All of you that are still in the early stages, keep with the program. it works!!
September 12, 2014
LINK - Still kicking ass!!
ONE YEAR EARLIER
August 23, 2013
Well, here it is, 243 days since I've looked at P. I've Med maybe half a dozen times. And guess what?! I'm cured!! Cured of EVERYTHING PMO has done to me. My mind is back to normal, and I function and perform like a normal adult male. My regular hang now looks amazing! So good in fact, there's days I'd like to tie a leash to it and walk it around the block. Morning wood is back very frequently, and rock solid. I now get hard just by kissing, or even a touch. When I have sex, it performs better than ever. No PE, no DE. She gets off, I get off. Just like it should be.
Onto my personal life.... pretty much done with my wife. About a month ago when I was out east working, I had a long talk with her and told her how I felt, and she was doing to hurt me. She was shocked, and promised to change. I flew home for two weeks, where I am now, to talk and spend some time together. I can all her changes are an act, and only temporary. I go back out to work in a few days, and will not be coming home. She doesn't know that yet, though. I landed an awesome new job out there, a job like I never dreamed I would have.

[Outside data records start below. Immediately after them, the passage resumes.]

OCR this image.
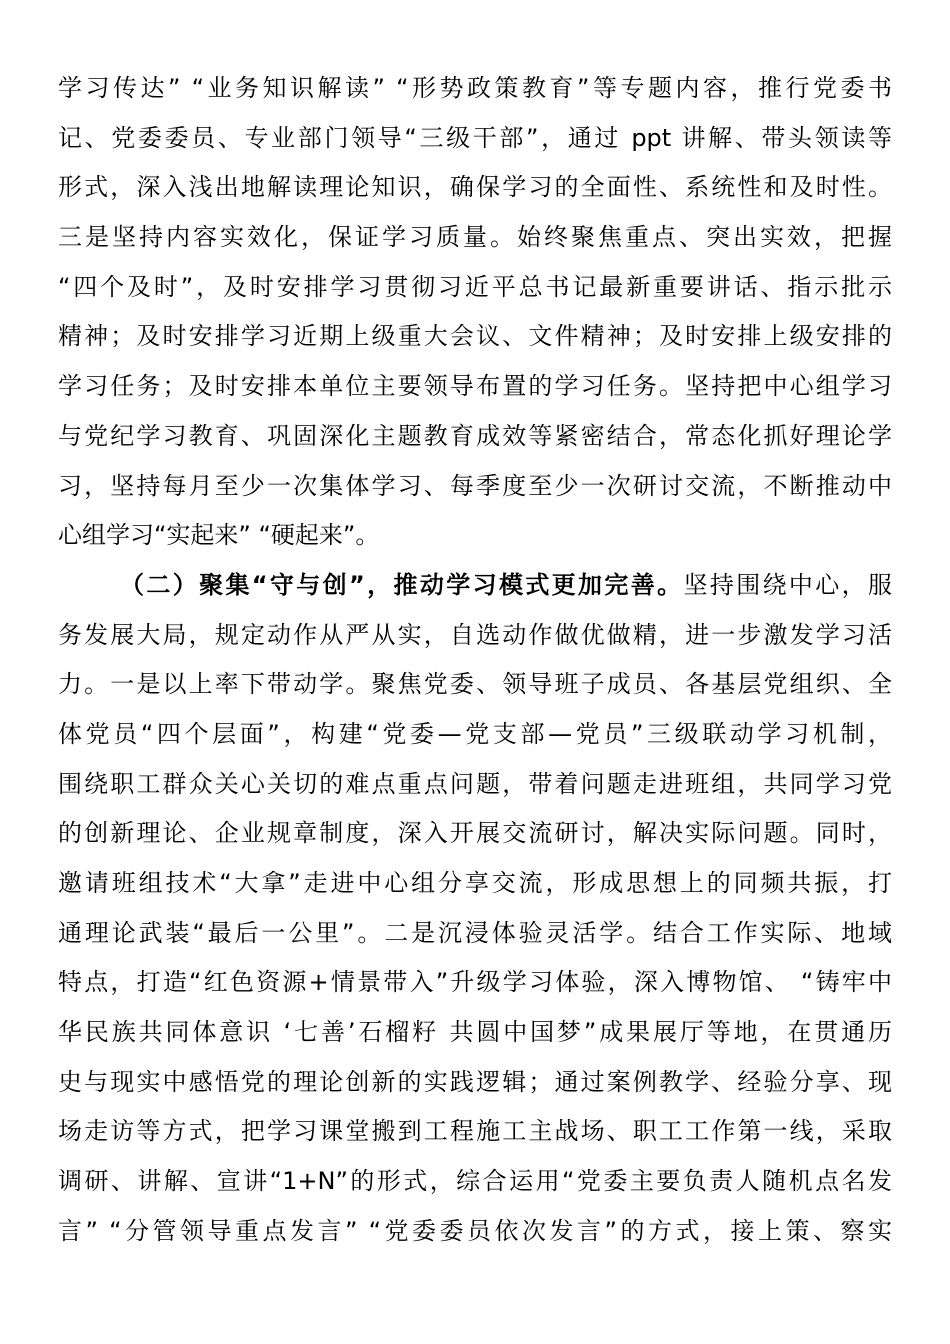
学习传达” “业务知识解读” “形势政策教育”等专题内容，推行党委书
记、党委委员、专业部门领导“三级干部”，通过 ppt 讲解、带头领读等
形式，深入浅出地解读理论知识，确保学习的全面性、系统性和及时性。
三是坚持内容实效化，保证学习质量。始终聚焦重点、突出实效，把握
“四个及时”，及时安排学习贯彻习近平总书记最新重要讲话、指示批示
精神；及时安排学习近期上级重大会议、文件精神；及时安排上级安排的
学习任务；及时安排本单位主要领导布置的学习任务。坚持把中心组学习
与党纪学习教育、巩固深化主题教育成效等紧密结合，常态化抓好理论学
习，坚持每月至少一次集体学习、每季度至少一次研讨交流，不断推动中
心组学习“实起来” “硬起来”。
（二）聚集“守与创”，推动学习模式更加完善。坚持围绕中心，服
务发展大局，规定动作从严从实，自选动作做优做精，进一步激发学习活
力。一是以上率下带动学。聚焦党委、领导班子成员、各基层党组织、全
体党员“四个层面”，构建“党委—党支部—党员”三级联动学习机制，
围绕职工群众关心关切的难点重点问题，带着问题走进班组，共同学习党
的创新理论、企业规章制度，深入开展交流研讨，解决实际问题。同时，
邀请班组技术“大拿”走进中心组分享交流，形成思想上的同频共振，打
通理论武装“最后一公里”。二是沉浸体验灵活学。结合工作实际、地域
特点，打造“红色资源+情景带入”升级学习体验，深入博物馆、 “铸牢中
华民族共同体意识 ‘七善’石榴籽 共圆中国梦”成果展厅等地，在贯通历
史与现实中感悟党的理论创新的实践逻辑；通过案例教学、经验分享、现
场走访等方式，把学习课堂搬到工程施工主战场、职工工作第一线，采取
调研、讲解、宣讲“1+N”的形式，综合运用“党委主要负责人随机点名发
言” “分管领导重点发言” “党委委员依次发言”的方式，接上策、察实
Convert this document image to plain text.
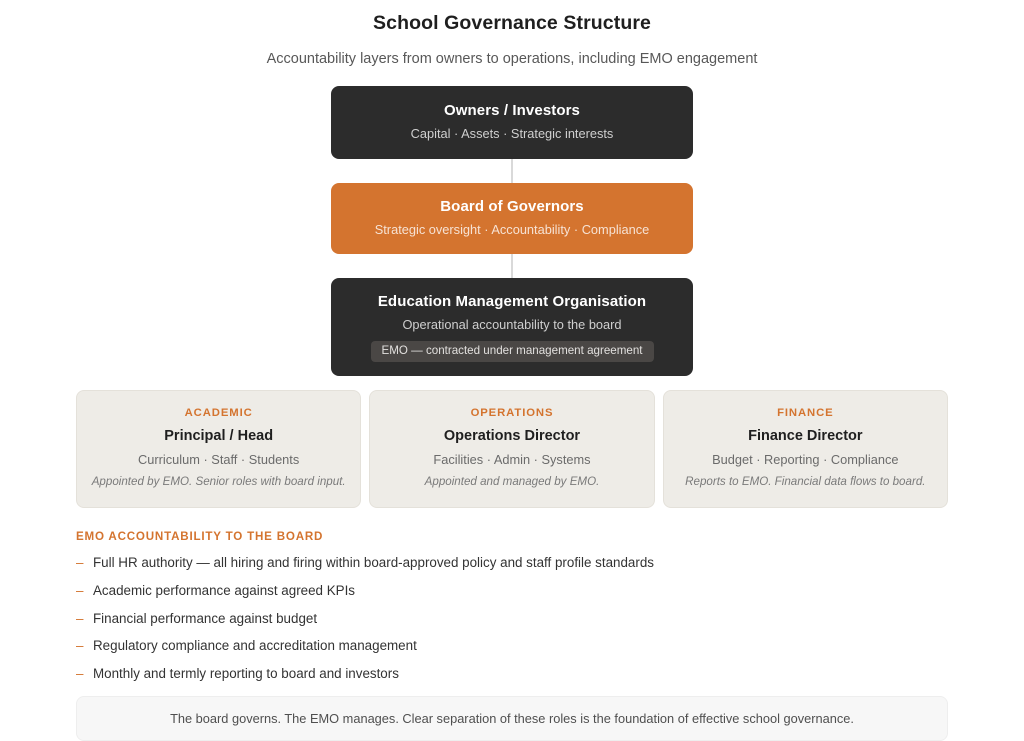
School Governance Structure
Accountability layers from owners to operations, including EMO engagement
Owners / Investors
Capital · Assets · Strategic interests
Board of Governors
Strategic oversight · Accountability · Compliance
Education Management Organisation
Operational accountability to the board
EMO — contracted under management agreement
ACADEMIC
Principal / Head
Curriculum · Staff · Students
Appointed by EMO. Senior roles with board input.
OPERATIONS
Operations Director
Facilities · Admin · Systems
Appointed and managed by EMO.
FINANCE
Finance Director
Budget · Reporting · Compliance
Reports to EMO. Financial data flows to board.
EMO ACCOUNTABILITY TO THE BOARD
– Full HR authority — all hiring and firing within board-approved policy and staff profile standards
– Academic performance against agreed KPIs
– Financial performance against budget
– Regulatory compliance and accreditation management
– Monthly and termly reporting to board and investors
The board governs. The EMO manages. Clear separation of these roles is the foundation of effective school governance.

Also have, I hate to use the term GF but don't know what else to call her, out there. She's a few years older than me. We have so much in common and have so much fun when we're together. We have great conversations, and as a bonus, she's just flat out smoking hot!!!!! So, yeah, I achieved what the title of my journal says. A new life.
December 26, 2012
Call me Weaze (aka Weazletoe) I'm 35 and married for 15 years. Last six months or so, I can't get, or when I do, keep it up for sex. MY wife is the love of my life and I find her unbelievably attractive / sexy. I have a high sex drive, and for the past 7 or 8 years, hers not so much. First few years of marriage were great. Sex almost every day. sometimes multiple times. LAst few, not so much. Weeks may go by. So, Like a fool, I turned to PMO. Now, I have gotten her to understand how important a sex life is to me, by now I find myself with ED. I figured it was anxiety, as there were such long streatches of not having sex, and then what I refer to as pity sex. So, I began researching ED, and came across PIED. This is me!! I feel awful, but now realize it can be fixed. Today is day one of my new life. Please help stay on track, and get my life back in order. I see the many who have been helped here already, and know I too, will be one.
I have a strange work schedule. A month on, a month to two months off. I am just beginnig the two month off period. This is the hardest time for me, especially nights. Gotta find other activities to fill my time, and preoccupy myself. I have a mancave out back where I spend most of my time. I brew beer, play drums, and race RC cars. I need to stay focused on other things than PMO. What's more, and probably my biggest motivation, I am religious, and this goes against all I know and stand for. I need to stop, so I can have a clear conscience before my creator. These feelings are awful. I'm just in a bad spot. I'm so happy I learned about this. PIED is just the extra motivation I need to stop PMO. I know what a better person I will be. Thank you all in advanced
UPDATE JUNE 28, 2015 - It works!!!
I began this bak on 12-26-2012. Now, over three years later, I am porn free, for over 2 1/2 years now. I am remarried to a woman who is more amazing and more beautiful than anyone I've ever met, and we HAVE SEX!!! My dick functions normal. Anyone wh is still working, keep at it. You WILL be normal again.